Lalu lewat sebuah kapal dengan pangeran di atasnya.

Putri duyung itu jatuh cinta lalu menyanyikan sebuah lagu untuk memikat hati sang pangeran.

Pangeran yang terpesona dengan wajah cantik dan suara merdu putri duyung, lalu menceburkan diri ke laut.

Kaki sang pangeran berubah menjadi ekor ikan, dia menjelma menjadi makhluk seperti putri duyung yang dicintainya.

Lalu mereka berdua hidup bahagia selamanya."

Cerita yang aku dengar setiap malam dari ibuku waktu aku kecil. Dulu menurutku, cerita itu sangat menarik, tapi juga menakutkan.

Aku membayangkan seorang pria bodoh yang menceburkan diri di tengah lautan, dalam suasana yang gelap, penuh awan mendung dan gelombang pasang.

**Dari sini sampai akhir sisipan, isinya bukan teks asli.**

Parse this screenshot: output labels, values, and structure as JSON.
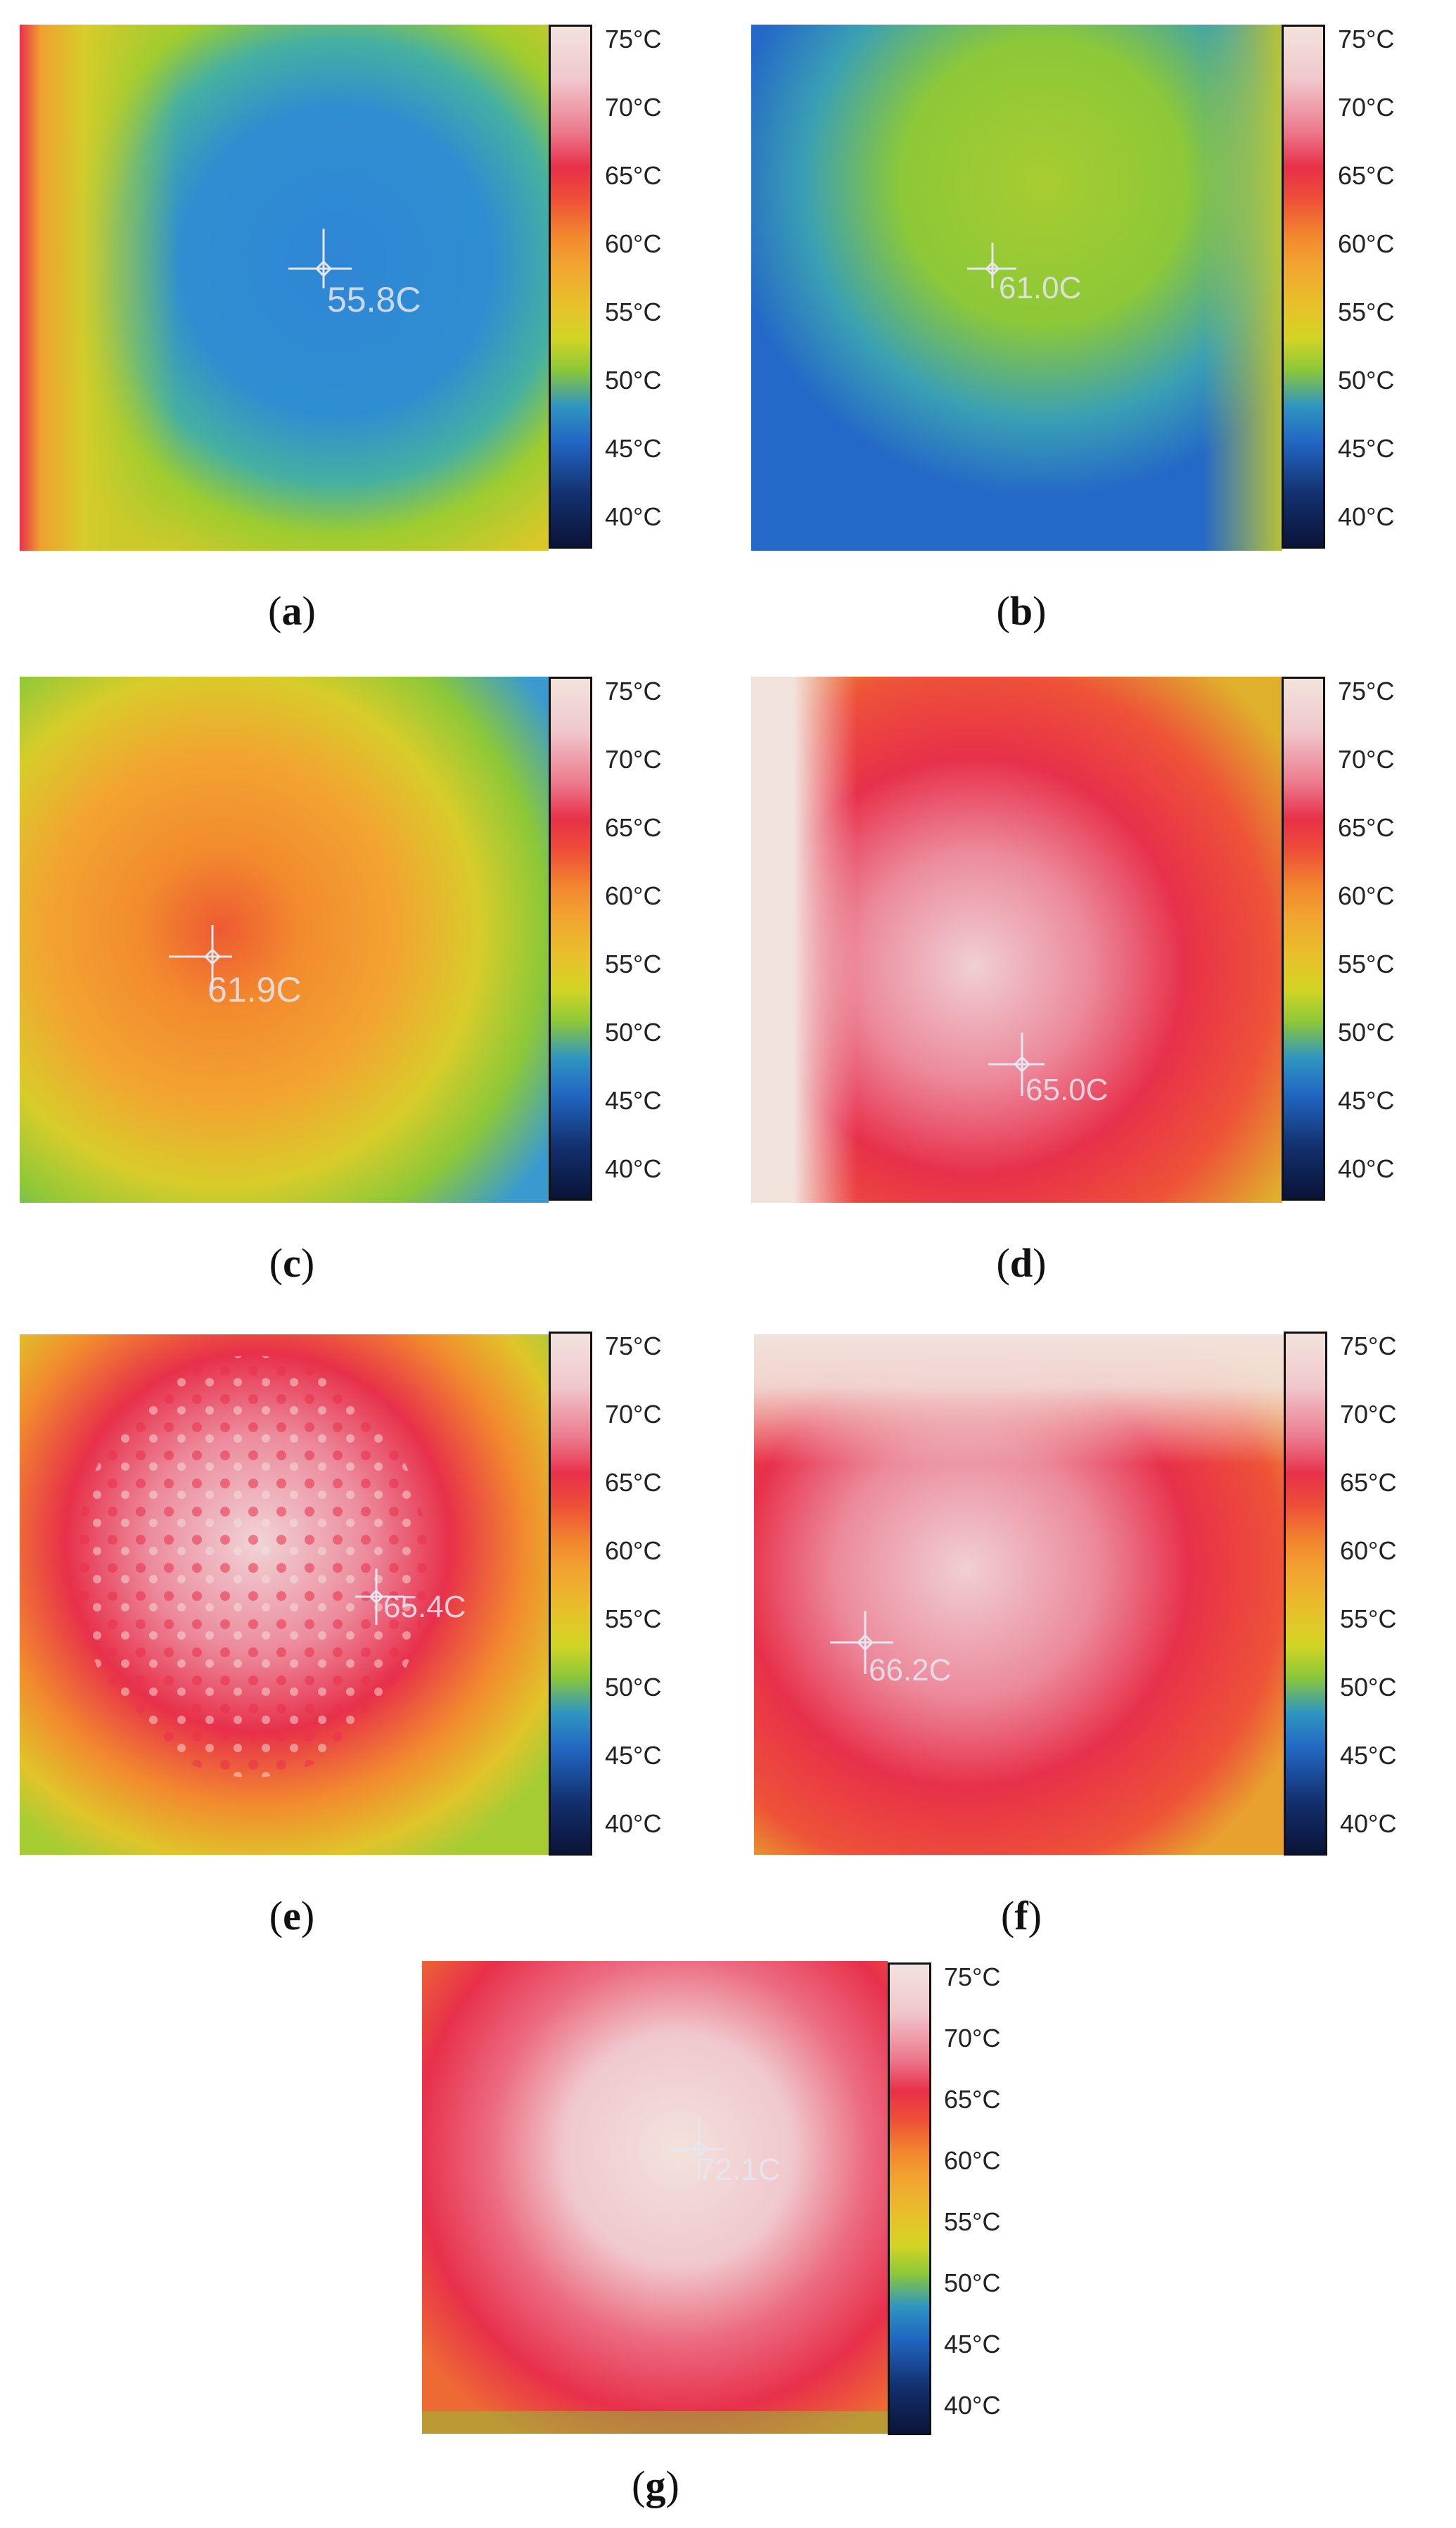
{
  "scale_ticks": [
    "75°C",
    "70°C",
    "65°C",
    "60°C",
    "55°C",
    "50°C",
    "45°C",
    "40°C"
  ],
  "panels": [
    {
      "label": "a",
      "reading": "55.8C"
    },
    {
      "label": "b",
      "reading": "61.0C"
    },
    {
      "label": "c",
      "reading": "61.9C"
    },
    {
      "label": "d",
      "reading": "65.0C"
    },
    {
      "label": "e",
      "reading": "65.4C"
    },
    {
      "label": "f",
      "reading": "66.2C"
    },
    {
      "label": "g",
      "reading": "72.1C"
    }
  ],
  "colors": {
    "hot": "#f2e2dc",
    "red": "#e8304a",
    "orange": "#f2862e",
    "yellow": "#d2d424",
    "green": "#8cc838",
    "blue": "#2f7fd0",
    "dark": "#0a1438"
  }
}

Entah kenapa ibu suka sekali menceritakan dongeng tentang makhluk-makhluk seperti ini, aku tidak terlalu suka saat putri duyung bertemu pangeran, aku lebih suka jika putri duyung atau makhluk laut lain bertemu bajak laut.

Ayah juga memberiku buku-buku dongeng tentang makhluk khayalan. Mulai dari legenda luar negeri, atau dari negeri sendiri. Buku yang menceritakan tentang naga, kurcaci, peri, atau unicorn. Dan aku lebih menyukainya daripada cerita duyung oleh ibuku yang terlalu romantis bagiku seorang anak lelaki.

Dulu, waktu aku kecil, itu hanya kumpulan cerita, tapi sekarang itu adalah ensiklopedi bagiku.

Aku tak akan menceritakan bagaimana memulai pekerjaanku sebagai detektif spesial ini, yang jelas sudah beberapa kasus aku tangani, dan percayalah, mereka itu nyata.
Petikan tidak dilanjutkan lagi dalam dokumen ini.